Le serpentin reste possible, mais il peut créer une répartition de chaleur moins régulière si le dimensionnement n’est pas parfaitement adapté.

Les points de pose à respecter pour éviter les erreurs

La qualité de pose pèse lourd dans la longévité du réseau. Quelques règles doivent être respectées sans approximation :

  • chaque boucle doit être d’un seul tenant depuis le collecteur,
  • éviter tout pincement du tube pendant la manipulation,
  • remplacer un tube abîmé, sans chercher à le conserver,
  • respecter le rayon de courbure minimal du matériau,
  • maintenir le tube correctement avec agrafes, rails ou plaques à plots,
  • préserver les plaques préformées, leurs plots pouvant être fragiles.

Sur plaques à plots, le tube se bloque entre les plots, souvent avec le pied. Des chaussures de sport sont recommandées pour éviter de les détériorer. Sur plaques planes, le tube peut être clipsé dans des rails spéciaux ou posé sur un double treillis métallique qui servira aussi d’armature pour l’enrobage.

La flexibilité du matériau joue ici un rôle concret. Le polybutène est réputé particulièrement flexible, avec un rayon de courbure minimal de 5 fois le diamètre extérieur, contre 7 fois le diamètre extérieur pour le PER selon PagesJaunes. Cette différence peut compter dans les zones plus contraignantes.

Un plancher chauffant ne se limite pas aux tubes. Il faut aussi prévoir les collecteurs, dalles isolantes, raccords, agrafes et accessoires associés. WaterOut rappelle cette logique d’ensemble, avec des services pratiques comme l’expédition sous 24 h, la livraison dès 100 € et plus de 2000 avis clients vérifiés.

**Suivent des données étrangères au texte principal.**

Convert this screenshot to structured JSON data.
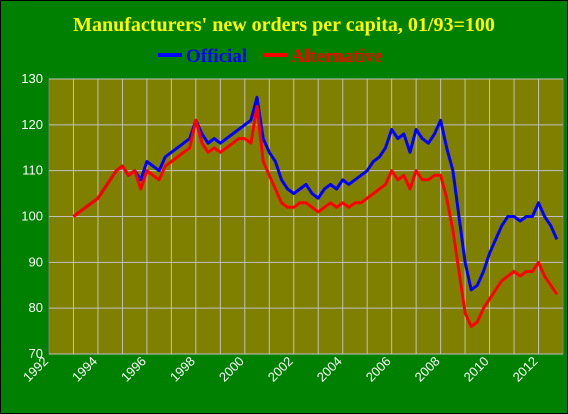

Combien de temps durent les tuyaux d’un plancher chauffant ?

La durée de vie des tuyaux chauffage au sol se compte généralement en décennies lorsque le bon matériau est choisi, que la pose est propre et que le circuit est protégé contre l’oxygène. Les tubes PER et PB sont présentés comme ayant une excellente tenue dans le temps et une bonne résistance aux contraintes mécaniques. Certains multicouches affichent même des garanties commerciales longues, jusqu’à 50 ans pour le modèle Conecterm cité par Planchez-Moi.

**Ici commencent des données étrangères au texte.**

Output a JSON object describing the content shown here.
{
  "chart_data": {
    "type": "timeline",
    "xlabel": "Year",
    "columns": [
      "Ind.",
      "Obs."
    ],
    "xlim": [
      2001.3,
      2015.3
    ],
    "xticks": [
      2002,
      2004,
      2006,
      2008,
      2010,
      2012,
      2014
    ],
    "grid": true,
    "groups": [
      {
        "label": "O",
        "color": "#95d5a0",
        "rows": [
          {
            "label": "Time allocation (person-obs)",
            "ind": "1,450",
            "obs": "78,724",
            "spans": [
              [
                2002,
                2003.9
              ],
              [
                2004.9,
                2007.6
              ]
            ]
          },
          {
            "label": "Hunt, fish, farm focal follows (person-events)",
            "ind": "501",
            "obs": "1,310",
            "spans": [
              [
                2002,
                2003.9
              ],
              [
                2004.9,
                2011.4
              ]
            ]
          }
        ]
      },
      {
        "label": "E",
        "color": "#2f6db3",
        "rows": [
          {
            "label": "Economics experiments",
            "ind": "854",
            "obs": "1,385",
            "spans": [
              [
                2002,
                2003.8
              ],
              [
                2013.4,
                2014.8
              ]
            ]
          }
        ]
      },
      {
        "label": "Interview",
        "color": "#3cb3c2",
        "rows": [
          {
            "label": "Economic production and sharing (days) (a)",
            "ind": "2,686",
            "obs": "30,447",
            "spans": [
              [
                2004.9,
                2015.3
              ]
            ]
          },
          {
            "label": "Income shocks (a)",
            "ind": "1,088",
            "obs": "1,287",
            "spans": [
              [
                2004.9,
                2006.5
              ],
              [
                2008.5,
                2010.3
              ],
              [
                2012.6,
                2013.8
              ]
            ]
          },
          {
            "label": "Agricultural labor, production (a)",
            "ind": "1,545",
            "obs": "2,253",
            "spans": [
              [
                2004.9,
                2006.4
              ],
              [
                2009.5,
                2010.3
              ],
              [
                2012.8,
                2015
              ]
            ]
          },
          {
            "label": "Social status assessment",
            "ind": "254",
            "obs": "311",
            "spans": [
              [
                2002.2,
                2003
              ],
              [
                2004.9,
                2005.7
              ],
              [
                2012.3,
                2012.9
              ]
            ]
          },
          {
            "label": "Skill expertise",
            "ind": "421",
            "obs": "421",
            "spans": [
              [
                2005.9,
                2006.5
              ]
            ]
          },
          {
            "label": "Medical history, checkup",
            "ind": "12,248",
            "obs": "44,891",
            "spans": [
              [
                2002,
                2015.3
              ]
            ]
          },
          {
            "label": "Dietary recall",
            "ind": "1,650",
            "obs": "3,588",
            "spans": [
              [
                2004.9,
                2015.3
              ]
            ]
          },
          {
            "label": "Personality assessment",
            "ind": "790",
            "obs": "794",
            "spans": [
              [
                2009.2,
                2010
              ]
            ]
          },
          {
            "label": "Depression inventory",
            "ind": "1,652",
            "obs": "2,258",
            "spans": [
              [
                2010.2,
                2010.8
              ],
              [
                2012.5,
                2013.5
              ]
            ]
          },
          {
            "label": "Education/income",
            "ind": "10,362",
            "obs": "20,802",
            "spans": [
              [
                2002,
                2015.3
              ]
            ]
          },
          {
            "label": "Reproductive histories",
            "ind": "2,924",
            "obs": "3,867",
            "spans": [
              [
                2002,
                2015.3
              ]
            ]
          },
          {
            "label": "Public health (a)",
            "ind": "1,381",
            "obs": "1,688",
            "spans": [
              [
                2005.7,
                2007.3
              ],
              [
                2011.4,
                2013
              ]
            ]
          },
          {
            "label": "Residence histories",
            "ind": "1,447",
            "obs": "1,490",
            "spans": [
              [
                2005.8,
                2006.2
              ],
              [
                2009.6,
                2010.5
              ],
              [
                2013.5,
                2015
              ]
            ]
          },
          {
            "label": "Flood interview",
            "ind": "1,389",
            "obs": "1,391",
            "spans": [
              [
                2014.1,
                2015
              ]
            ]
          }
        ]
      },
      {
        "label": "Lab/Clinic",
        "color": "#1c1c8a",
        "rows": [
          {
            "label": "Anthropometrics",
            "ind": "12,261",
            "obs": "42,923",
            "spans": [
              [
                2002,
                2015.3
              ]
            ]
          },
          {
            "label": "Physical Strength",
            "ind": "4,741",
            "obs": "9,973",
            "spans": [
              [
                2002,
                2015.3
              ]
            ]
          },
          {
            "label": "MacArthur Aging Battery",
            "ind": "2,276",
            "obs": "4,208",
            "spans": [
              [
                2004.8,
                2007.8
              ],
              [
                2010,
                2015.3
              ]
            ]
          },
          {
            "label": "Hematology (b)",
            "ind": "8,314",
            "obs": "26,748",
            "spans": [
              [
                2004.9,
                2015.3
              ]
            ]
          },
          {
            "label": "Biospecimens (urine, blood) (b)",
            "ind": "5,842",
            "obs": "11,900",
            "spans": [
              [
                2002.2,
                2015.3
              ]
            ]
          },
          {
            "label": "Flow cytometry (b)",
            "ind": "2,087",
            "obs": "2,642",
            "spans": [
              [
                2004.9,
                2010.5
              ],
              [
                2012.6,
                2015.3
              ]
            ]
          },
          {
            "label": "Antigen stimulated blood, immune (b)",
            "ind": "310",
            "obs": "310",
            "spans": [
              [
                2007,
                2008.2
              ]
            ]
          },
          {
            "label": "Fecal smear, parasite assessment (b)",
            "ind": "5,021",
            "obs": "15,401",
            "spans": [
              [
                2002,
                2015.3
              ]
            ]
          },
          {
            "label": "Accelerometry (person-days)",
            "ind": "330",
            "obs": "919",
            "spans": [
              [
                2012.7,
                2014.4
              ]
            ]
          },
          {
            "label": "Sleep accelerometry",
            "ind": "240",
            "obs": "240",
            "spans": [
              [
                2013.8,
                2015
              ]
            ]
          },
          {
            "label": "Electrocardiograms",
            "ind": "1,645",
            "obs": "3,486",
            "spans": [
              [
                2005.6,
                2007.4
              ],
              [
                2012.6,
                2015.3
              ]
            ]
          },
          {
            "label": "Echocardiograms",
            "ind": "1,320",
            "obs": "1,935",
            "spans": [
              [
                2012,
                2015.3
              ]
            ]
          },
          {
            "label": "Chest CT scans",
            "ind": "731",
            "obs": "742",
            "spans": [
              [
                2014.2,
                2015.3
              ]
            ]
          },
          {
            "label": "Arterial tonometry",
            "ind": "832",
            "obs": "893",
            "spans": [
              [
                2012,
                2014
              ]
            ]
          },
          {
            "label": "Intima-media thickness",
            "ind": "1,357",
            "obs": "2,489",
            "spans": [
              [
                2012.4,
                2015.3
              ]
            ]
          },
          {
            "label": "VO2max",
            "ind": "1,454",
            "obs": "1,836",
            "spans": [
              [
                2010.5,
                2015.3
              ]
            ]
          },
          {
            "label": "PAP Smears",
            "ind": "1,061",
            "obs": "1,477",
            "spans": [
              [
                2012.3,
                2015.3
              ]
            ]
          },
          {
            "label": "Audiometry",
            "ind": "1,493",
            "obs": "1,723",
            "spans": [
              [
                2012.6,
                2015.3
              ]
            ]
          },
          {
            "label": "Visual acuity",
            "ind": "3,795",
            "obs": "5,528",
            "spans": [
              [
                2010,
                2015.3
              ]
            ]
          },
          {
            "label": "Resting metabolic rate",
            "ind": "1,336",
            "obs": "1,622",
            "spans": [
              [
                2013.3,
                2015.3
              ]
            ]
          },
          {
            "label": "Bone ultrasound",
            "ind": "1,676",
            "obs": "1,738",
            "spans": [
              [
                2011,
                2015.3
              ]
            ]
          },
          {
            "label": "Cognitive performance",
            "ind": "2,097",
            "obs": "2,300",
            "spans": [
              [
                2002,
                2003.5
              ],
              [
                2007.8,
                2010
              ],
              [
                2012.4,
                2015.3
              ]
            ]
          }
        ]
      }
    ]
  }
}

La vraie différence entre une installation durable et une installation qui se dégrade prématurément tient souvent à trois points :

  • la qualité du tube,
  • la présence d’une barrière anti-oxygène,
  • le respect des règles de pose et de dimensionnement.

Un tube économique mal choisi peut sembler intéressant au départ, mais coûter davantage en entretien, en désembouage ou en pertes de performance. À l’inverse, un PER BAO ou un multicouche bien dimensionné apporte une base saine pour plusieurs décennies de fonctionnement.

Pour un projet résidentiel classique, le choix le plus équilibré reste souvent un tube 16 x 2 avec BAO, de classe 4, acheté chez un distributeur fiable et associé à des composants compatibles. C’est la combinaison la plus cohérente pour obtenir un plancher chauffant stable, efficace et simple à maintenir sur le long terme.